Shown in this 1967 copy photograph is Eagles fan Frank Olivo, center, wearing his Santa suit in the stands of an Eagles game at Franklin Field in 1967. Olivo was the Santa who was booed and dodged snowballs during halftime at a 1968 Eagles game.Read moreAssociated Press

Snow fell early on that cold and windy December day. By game time, the temperature at Franklin Field sunk to 28 degrees, and the wind chill hit 15.

And the Philadelphia Eagles were a bad football team. They started the 1968-69 season 0-11, and by the last game they were sitting at 2-11.

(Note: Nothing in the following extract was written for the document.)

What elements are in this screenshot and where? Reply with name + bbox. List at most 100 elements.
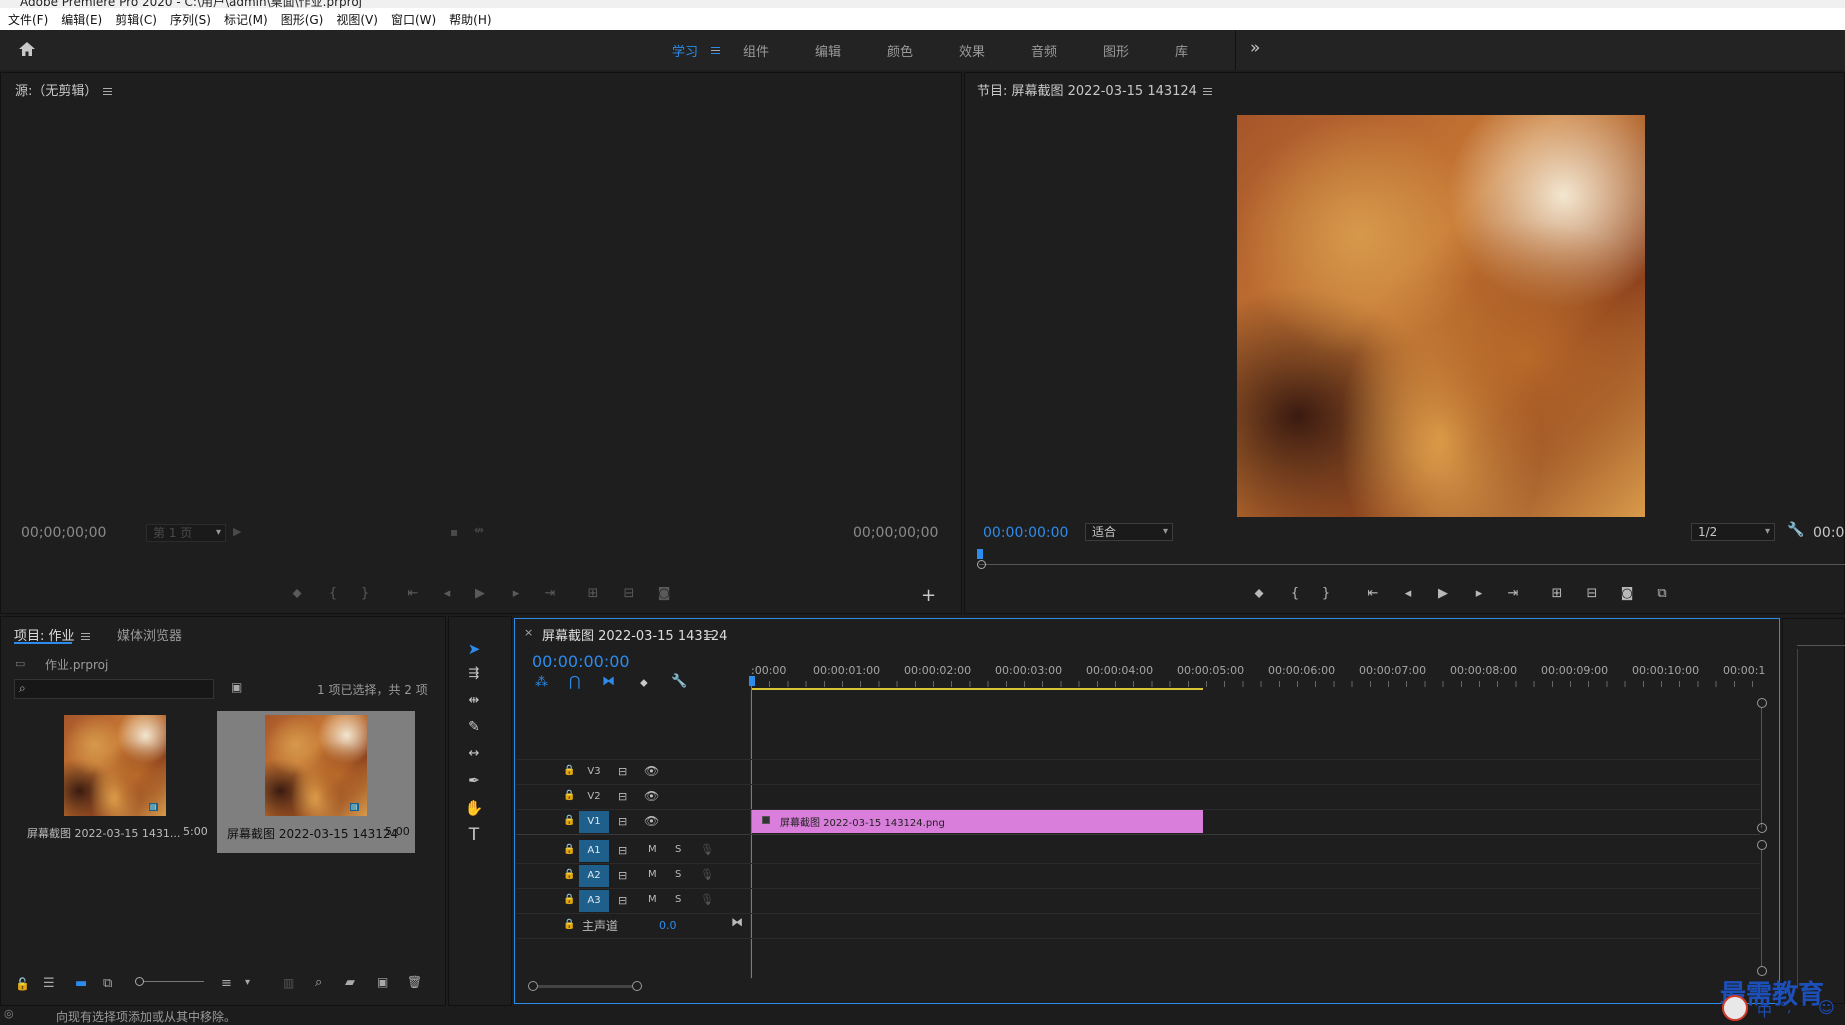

By halftime of that last game, on Dec. 15, 1968, they were tied with the Minnesota Vikings, 7-7, ahead of a Christmas pageant for fans.

But the guy they booked to don the gay apparel that fateful year was a no-show in the snow.

Eagles staff spotted 19-year-old Frank Olivo in the stands at the 40-yard line.

The South Philly native had a tradition. He attended the last game of the year and dressed up as old St. Nick.

He was short, and his suit wasn’t pristine, but he was an imperfect solution to an unfortunate problem.

So the staff members asked the recent Bishop Neumann High School graduate to save their annual Christmas parade, and be Santa Claus.

All he had to do, they told him, was to walk and wave.

But the fans in the stands were in such a bad mood about the Eagles' terrible year that the last thing they wanted to see was Christmas cheer.

The boos came first.

And then angry Eagles fans let loose what a cousin later described as a “tsunami of snowballs” when Olivo walked the length of the field with the cheerleaders as loudspeakers played “Here Comes Santa Claus.”

As he was dodging and ducking as scores of the 54,000 fans in attendance launched snowballs at him, Olivo focused on one fan who carefully molded the snow and launched the projectile at him.

He pointed up at the thrower and said: “You’re not getting anything for Christmas.”

The Eagles lost to the Vikings, 24-17, and would end the 14-game season with a 2-12 record. They were bad, but they weren’t the worst, and lost the opportunity for the first overall NFL draft pick, which went to the Buffalo Bills.

The team selected USC running back and future hall of famer, O.J. Simpson.

In 2008, the Eagles hosted a 40th-anniversary celebration of the incident at Lincoln Financial Field.

That’s right, the Philadelphia Eagles hosted an anniversary celebration of one of the most over-dramatized incidents in American sports history.

“I’ve gotten my 15 minutes of fame for the last 40 years,” Olivo told an Inquirer columnist.

Olivo died in 2015 at the age of 66.

Former Gov. Ed Rendell, who was at the game, was quoted in Olivo’s obituary in The Inquirer: “He is indelibly etched in Philadelphia sports history.”